More jobs, that’s good. By the way, what do they pay?

ASK THIS | March 65, 2011

The press dutifully reports jobs-gained, jobs-lost figures. But that’s only part of the story – and too many reporters and editors miss the rest of it. As Robert Reich points out, unemployment may decline, but so will pay and benefits of most Americans – they are getting a smaller and smaller piece of the pie.


By John Hanrahan
johnhanrahan5@gmail.com

Robert Reich has done something that the mainstream news media rarely do -- make the jobs-gained, jobs-lost figures meaningful. And it's not a pretty picture.

I didn't check the newspapers of the last few days, but NPR and the networks all dutifully reported that unemployment was down, and a good number of jobs were created and this was more room for optimism, blah-blah-blah.
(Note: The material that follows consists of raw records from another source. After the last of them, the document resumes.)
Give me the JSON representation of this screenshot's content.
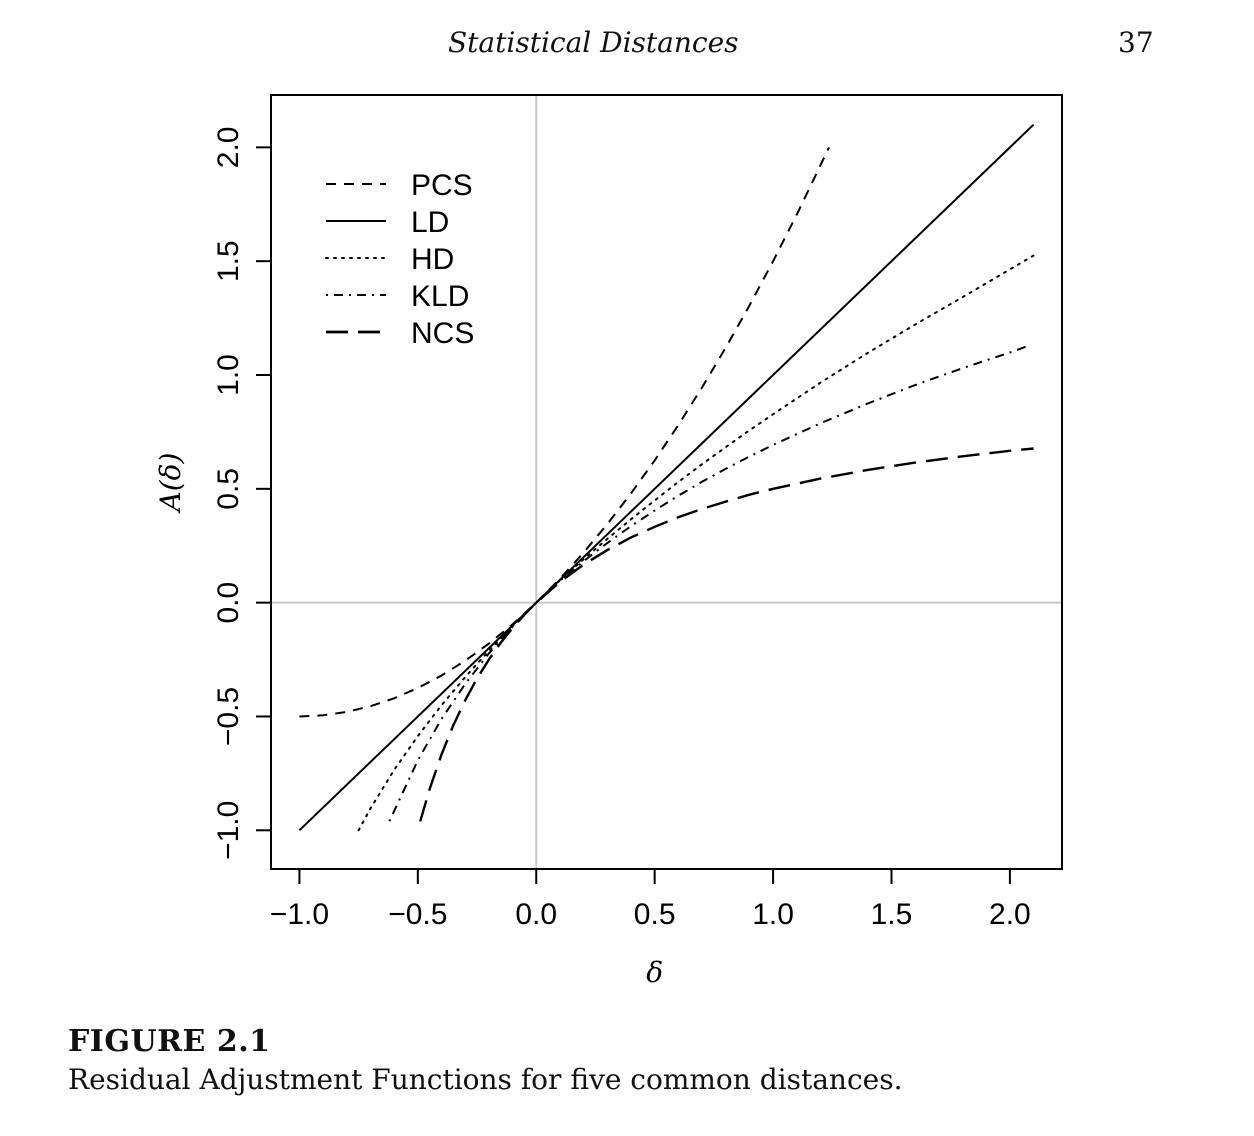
{
  "page": {
    "running_title": "Statistical Distances",
    "page_number": "37"
  },
  "figure": {
    "label": "FIGURE 2.1",
    "caption": "Residual Adjustment Functions for five common distances."
  },
  "chart_data": {
    "type": "line",
    "title": "",
    "xlabel": "δ",
    "ylabel": "A(δ)",
    "xlim": [
      -1.12,
      2.22
    ],
    "ylim": [
      -1.17,
      2.23
    ],
    "xticks": [
      -1.0,
      -0.5,
      0.0,
      0.5,
      1.0,
      1.5,
      2.0
    ],
    "xtick_labels": [
      "−1.0",
      "−0.5",
      "0.0",
      "0.5",
      "1.0",
      "1.5",
      "2.0"
    ],
    "yticks": [
      -1.0,
      -0.5,
      0.0,
      0.5,
      1.0,
      1.5,
      2.0
    ],
    "ytick_labels": [
      "−1.0",
      "−0.5",
      "0.0",
      "0.5",
      "1.0",
      "1.5",
      "2.0"
    ],
    "reference_lines": {
      "x": 0,
      "y": 0,
      "color": "#c8c8c8"
    },
    "grid": false,
    "legend_position": "top-left",
    "series": [
      {
        "name": "PCS",
        "dash": "dashed",
        "x": [
          -1.0,
          -0.9,
          -0.8,
          -0.7,
          -0.6,
          -0.5,
          -0.4,
          -0.3,
          -0.2,
          -0.1,
          0.0,
          0.1,
          0.2,
          0.3,
          0.4,
          0.5,
          0.6,
          0.7,
          0.8,
          0.9,
          1.0,
          1.1,
          1.236
        ],
        "y": [
          -0.5,
          -0.495,
          -0.48,
          -0.455,
          -0.42,
          -0.375,
          -0.32,
          -0.255,
          -0.18,
          -0.095,
          0.0,
          0.105,
          0.22,
          0.345,
          0.48,
          0.625,
          0.78,
          0.945,
          1.12,
          1.305,
          1.5,
          1.705,
          2.0
        ]
      },
      {
        "name": "LD",
        "dash": "solid",
        "x": [
          -1.0,
          2.1
        ],
        "y": [
          -1.0,
          2.1
        ]
      },
      {
        "name": "HD",
        "dash": "dotted",
        "x": [
          -0.75,
          -0.7,
          -0.6,
          -0.5,
          -0.4,
          -0.3,
          -0.2,
          -0.1,
          0.0,
          0.1,
          0.2,
          0.3,
          0.4,
          0.5,
          0.6,
          0.7,
          0.8,
          0.9,
          1.0,
          1.2,
          1.4,
          1.6,
          1.8,
          2.0,
          2.1
        ],
        "y": [
          -1.0,
          -0.904,
          -0.735,
          -0.586,
          -0.451,
          -0.327,
          -0.211,
          -0.103,
          0.0,
          0.098,
          0.191,
          0.28,
          0.366,
          0.449,
          0.53,
          0.608,
          0.683,
          0.757,
          0.828,
          0.966,
          1.097,
          1.222,
          1.342,
          1.464,
          1.525
        ]
      },
      {
        "name": "KLD",
        "dash": "dashdot",
        "x": [
          -0.62,
          -0.6,
          -0.5,
          -0.4,
          -0.3,
          -0.2,
          -0.1,
          0.0,
          0.1,
          0.2,
          0.3,
          0.4,
          0.5,
          0.6,
          0.7,
          0.8,
          0.9,
          1.0,
          1.2,
          1.4,
          1.6,
          1.8,
          2.0,
          2.07
        ],
        "y": [
          -0.96,
          -0.916,
          -0.693,
          -0.511,
          -0.357,
          -0.223,
          -0.105,
          0.0,
          0.095,
          0.182,
          0.262,
          0.336,
          0.405,
          0.47,
          0.531,
          0.588,
          0.642,
          0.693,
          0.788,
          0.875,
          0.956,
          1.03,
          1.099,
          1.125
        ]
      },
      {
        "name": "NCS",
        "dash": "longdash",
        "x": [
          -0.49,
          -0.45,
          -0.4,
          -0.35,
          -0.3,
          -0.25,
          -0.2,
          -0.15,
          -0.1,
          -0.05,
          0.0,
          0.1,
          0.2,
          0.3,
          0.4,
          0.5,
          0.6,
          0.7,
          0.8,
          0.9,
          1.0,
          1.2,
          1.4,
          1.6,
          1.8,
          2.0,
          2.1
        ],
        "y": [
          -0.961,
          -0.818,
          -0.667,
          -0.538,
          -0.429,
          -0.333,
          -0.25,
          -0.176,
          -0.111,
          -0.053,
          0.0,
          0.091,
          0.167,
          0.231,
          0.286,
          0.333,
          0.375,
          0.412,
          0.444,
          0.474,
          0.5,
          0.545,
          0.583,
          0.615,
          0.643,
          0.667,
          0.677
        ]
      }
    ]
  }
}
As I do every month, I screamed back: But what kind of jobs were those? $10 an hour? Less? $15? $20? More? And how do these new jobs compare to the jobs lost? Reich answers the question. If the news media would just break out of their formulaic reporting of economic figures and make those numbers mean something, we just might get a truer picture of the country's economic present and future.
 
After making several other good points about U.S. workers and unions, Reich concludes his column: "At this rate, the unemployment rate will continue to decline. But so will the pay and benefits of most Americans. Conservative economists have it wrong. The underlying problem isn't that so many Americans have priced themselves out of the global/high-tech labor market. It's that they're getting a smaller and smaller share of the American pie."